Francis Ford Coppola is one of those filmmakers that I admire so very, very much. It's not just for the films, themselves, but also from watching behind-the-scenes footage. Hearts of Darkness, which is based on footage shot by his wife Elanor while they were in the Philippines shooting Apocalypse Now, is a portrait of an artist under siege, yet, through it all you admire the tenacity, and vision of the man. He knew what he wanted and he went after it, no matter what the cost, financial, physical or mental.
Of course, Apocalypse Now was a worst-case scenario. Although, Coppola has a habit of over-extending himself, with audacious productions and attempts to turn his American Zoetrope company into a full-fledged movie studio. His motto, which I'll paraphrase here is, seems to be, "I don't have a lot of money, but if I use it audaciously, I can make it seem like more money."
Not that Coppola hasn't had money. He became a multi-millionaire by making The Godfather and it's sequels. The first two films in that series are widely considered among the greatest movies ever made, The Godfather is #3 on the AFI's 100 Years, 100 movies list, and moved up to #2 on the 10-year anniversary of that list.
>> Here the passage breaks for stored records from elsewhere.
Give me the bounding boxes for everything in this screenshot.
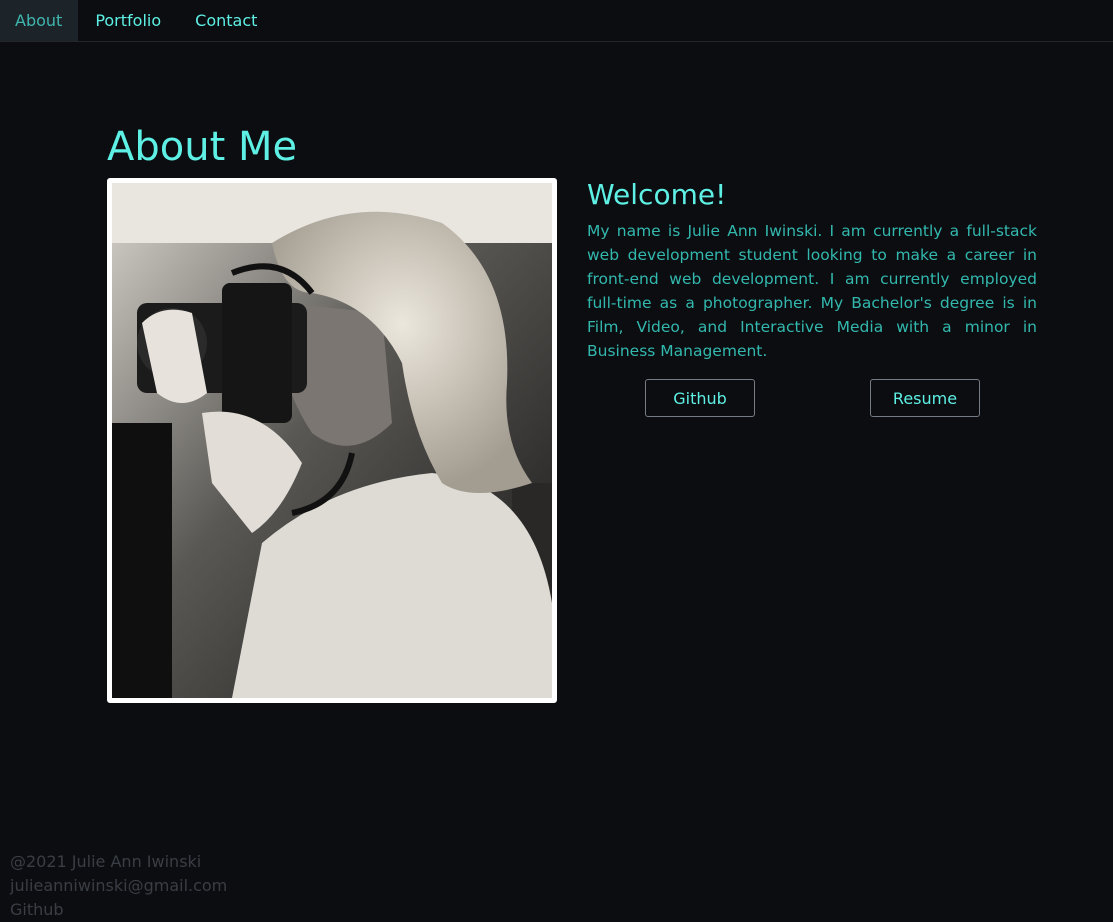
nav-portfolio[interactable]: Portfolio	[78, 0, 178, 41]
footer-copyright: @2021 Julie Ann Iwinski	[10, 852, 202, 871]
top-nav: About Portfolio Contact	[0, 0, 1113, 42]
welcome-heading: Welcome!	[587, 178, 727, 211]
footer-email-link[interactable]: julieanniwinski@gmail.com	[10, 874, 227, 898]
nav-about[interactable]: About	[0, 0, 79, 41]
nav-contact[interactable]: Contact	[178, 0, 274, 41]
photographer-image	[112, 183, 552, 698]
page-title: About Me	[107, 124, 298, 170]
resume-button[interactable]: Resume	[870, 379, 980, 417]
footer: @2021 Julie Ann Iwinski julieanniwinski@…	[10, 850, 227, 922]
bio-paragraph: My name is Julie Ann Iwinski. I am curre…	[587, 222, 1037, 360]
footer-github-link[interactable]: Github	[10, 898, 227, 922]
profile-photo	[107, 178, 557, 703]
github-button[interactable]: Github	[645, 379, 755, 417]
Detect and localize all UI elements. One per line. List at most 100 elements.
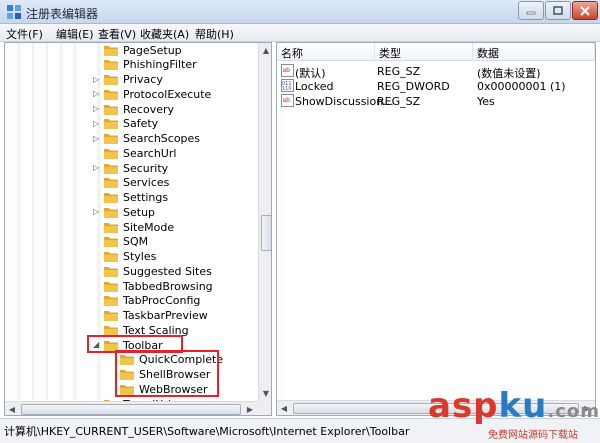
folder-icon <box>104 325 118 336</box>
folder-icon <box>120 384 134 395</box>
maximize-button[interactable] <box>545 1 571 20</box>
tree-item-label: Suggested Sites <box>123 264 212 278</box>
svg-text:ab: ab <box>283 97 291 104</box>
tree-item-label: Recovery <box>123 102 175 116</box>
folder-icon <box>104 45 118 56</box>
folder-icon <box>104 311 118 321</box>
tree-item-searchurl[interactable]: SearchUrl <box>103 146 176 160</box>
registry-key-tree[interactable]: PageSetup PhishingFilter ▷ Privacy ▷ Protocol… <box>4 42 272 416</box>
scroll-corner <box>258 401 271 415</box>
tree-item-services[interactable]: Services <box>103 176 169 190</box>
value-row[interactable]: ab ShowDiscussion... REG_SZ Yes <box>277 94 595 109</box>
collapse-arrow-icon[interactable]: ◢ <box>93 341 101 349</box>
tree-item-shellbrowser[interactable]: ShellBrowser <box>119 368 210 382</box>
tree-item-recovery[interactable]: ▷ Recovery <box>93 102 175 116</box>
folder-icon <box>104 252 118 262</box>
expand-arrow-icon[interactable]: ▷ <box>93 75 101 84</box>
tree-item-searchscopes[interactable]: ▷ SearchScopes <box>93 132 201 146</box>
tree-horizontal-scrollbar[interactable]: ◀ ▶ <box>5 401 258 415</box>
registry-values-list[interactable]: 名称 类型 数据 ab (默认) REG_SZ (数值未设置) 011 110 … <box>276 42 596 416</box>
tree-item-sqm[interactable]: SQM <box>103 235 148 249</box>
value-row[interactable]: ab (默认) REG_SZ (数值未设置) <box>277 64 595 80</box>
expand-arrow-icon[interactable]: ▷ <box>93 119 101 128</box>
folder-icon <box>104 222 118 233</box>
tree-vertical-scroll-thumb[interactable] <box>261 215 271 251</box>
folder-icon <box>104 266 118 277</box>
tree-item-label: Text Scaling <box>123 323 189 337</box>
tree-item-settings[interactable]: Settings <box>103 191 168 205</box>
minimize-button[interactable] <box>518 1 544 20</box>
tree-item-styles[interactable]: Styles <box>103 250 156 264</box>
tree-item-pagesetup[interactable]: PageSetup <box>103 43 182 57</box>
expand-arrow-icon[interactable]: ▷ <box>93 105 101 113</box>
expand-arrow-icon[interactable]: ▷ <box>93 90 101 98</box>
column-header-type[interactable]: 类型 <box>375 43 473 61</box>
column-header-name[interactable]: 名称 <box>277 43 375 61</box>
window-title: 注册表编辑器 <box>26 7 99 21</box>
tree-item-taskbarpreview[interactable]: TaskbarPreview <box>103 309 208 323</box>
tree-item-label: Setup <box>123 205 156 219</box>
tree-item-label: SearchScopes <box>123 132 201 145</box>
menu-view[interactable]: 查看(V) <box>98 26 136 42</box>
string-value-icon: ab <box>281 94 294 107</box>
tree-item-label: QuickComplete <box>139 353 224 367</box>
tree-item-label: ProtocolExecute <box>123 87 212 101</box>
tree-item-webbrowser[interactable]: WebBrowser <box>119 382 208 396</box>
scroll-left-icon[interactable]: ◀ <box>5 402 19 415</box>
folder-icon <box>104 134 118 144</box>
menu-favorites[interactable]: 收藏夹(A) <box>140 26 189 42</box>
value-type: REG_SZ <box>377 65 421 78</box>
tree-horizontal-scroll-thumb[interactable] <box>21 404 241 415</box>
menu-help[interactable]: 帮助(H) <box>195 26 234 42</box>
tree-item-safety[interactable]: ▷ Safety <box>93 117 158 131</box>
scroll-up-icon[interactable]: ▲ <box>259 43 271 57</box>
tree-item-security[interactable]: ▷ Security <box>93 161 168 175</box>
folder-icon <box>104 89 118 100</box>
tree-item-label: TabProcConfig <box>123 294 201 308</box>
tree-item-toolbar[interactable]: ◢ Toolbar <box>93 338 163 352</box>
expand-arrow-icon[interactable]: ▷ <box>93 134 101 143</box>
value-data: 0x00000001 (1) <box>477 80 566 93</box>
expand-arrow-icon[interactable]: ▷ <box>93 208 101 216</box>
tree-item-label: Services <box>123 176 170 190</box>
tree-item-label: SiteMode <box>123 220 175 234</box>
expand-arrow-icon[interactable]: ▷ <box>93 164 101 172</box>
folder-icon <box>104 193 118 203</box>
tree-item-phishingfilter[interactable]: PhishingFilter <box>103 58 197 72</box>
aspku-watermark-logo: aspku.com 免费网站源码下载站 <box>428 386 599 441</box>
tree-item-label: TabbedBrowsing <box>123 279 213 293</box>
folder-icon <box>104 148 118 159</box>
menu-file[interactable]: 文件(F) <box>6 26 43 42</box>
tree-item-privacy[interactable]: ▷ Privacy <box>93 73 163 87</box>
tree-item-label: TaskbarPreview <box>123 309 208 322</box>
tree-item-quickcomplete[interactable]: QuickComplete <box>119 353 223 367</box>
value-row[interactable]: 011 110 Locked REG_DWORD 0x00000001 (1) <box>277 79 595 94</box>
tree-item-sitemode[interactable]: SiteMode <box>103 220 174 234</box>
tree-vertical-scrollbar[interactable]: ▲ ▼ <box>258 43 271 401</box>
minimize-icon <box>526 11 536 14</box>
tree-item-label: Settings <box>123 191 169 204</box>
tree-item-label: SQM <box>123 235 149 249</box>
scroll-right-icon[interactable]: ▶ <box>243 402 257 415</box>
menu-edit[interactable]: 编辑(E) <box>56 26 94 42</box>
maximize-icon <box>553 6 563 15</box>
tree-item-label: WebBrowser <box>139 382 208 396</box>
value-data: Yes <box>477 95 495 108</box>
tree-item-tabbedbrowsing[interactable]: TabbedBrowsing <box>103 279 213 293</box>
scroll-down-icon[interactable]: ▼ <box>259 386 271 400</box>
scroll-left-icon[interactable]: ◀ <box>277 401 291 415</box>
tree-item-setup[interactable]: ▷ Setup <box>93 205 156 219</box>
tree-item-tabprocconfig[interactable]: TabProcConfig <box>103 294 200 308</box>
value-type: REG_DWORD <box>377 80 450 93</box>
tree-item-suggested-sites[interactable]: Suggested Sites <box>103 264 212 278</box>
tree-item-text-scaling[interactable]: Text Scaling <box>103 323 189 337</box>
watermark-subtitle: 免费网站源码下载站 <box>488 430 578 441</box>
value-name: Locked <box>295 80 334 93</box>
dword-value-icon: 011 110 <box>281 79 294 92</box>
value-type: REG_SZ <box>377 95 421 108</box>
close-button[interactable] <box>572 1 598 20</box>
column-header-data[interactable]: 数据 <box>473 43 595 61</box>
tree-item-label: Toolbar <box>123 338 163 352</box>
tree-item-label: SearchUrl <box>123 146 177 160</box>
tree-item-protocolexecute[interactable]: ▷ ProtocolExecute <box>93 87 212 101</box>
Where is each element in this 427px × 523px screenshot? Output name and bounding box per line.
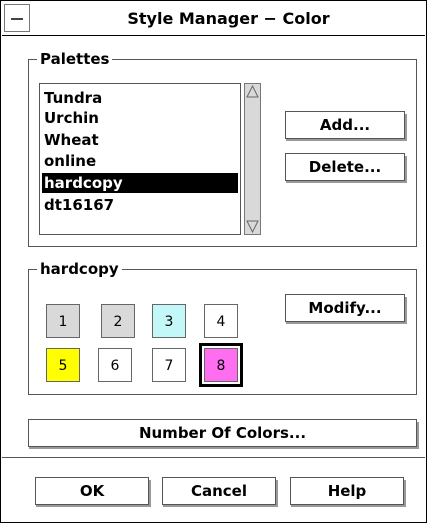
- delete-button-label: Delete...: [308, 158, 382, 176]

Of course, since then, in the process of trying to get American Zoetrope off the ground, and self-financing movies to maintain creative control, he's gone bankrupt several times.
Coppola operates on a level that seems beyond these monetary concerns. It's driven partners, like George Lucas, who was a co-founder in the late 60's, and directed THX-1138 for the company, crazy, but not one of these people ever speaks of Francis with anything less than respect. Lucas and Coppola are still close friends, for example. Coppola seems driven by artistic concerns, no matter what the cost, in fact, he seems almost oblivious to the cost.
But therein lies the genius. Therein lies the reason why I would die to be directed by this man. He comes from a theatre background, and embraces things like rehearsal. I love watching footage of him working with the Godfather or Apocalypse casts, in a room, hashing out scenes. mixing and matching parts for casting purposes. He seems to respect and nurture actors, while being able to give a clear vision of what the ultimate goal is. It's why, I feel, his films all seem so unified in tone and style, while allowing the casts to grab their moments to shine and really reveal parts of their characters. It almost seems (admittedly from the outside) that Coppola starts with insisting that his actors take ownership of their characters, and then molds from what they give him.
I love it.
On top of this...just look at the man's filmography.
If he'd only made The Godfather, his place in film history would be assured. Let me offer a few of my favorites;
One From the Heart
Tucker: A Man and His Dream
They're all great, in one way or another. They're all worth seeing, and, even if some of these aren't without flaws, they're all great bits of American cinema history. All made by one great filmmaker, Francis Ford Coppola.
Really, see Tucker. Please. It was made for Gio, who loved cars.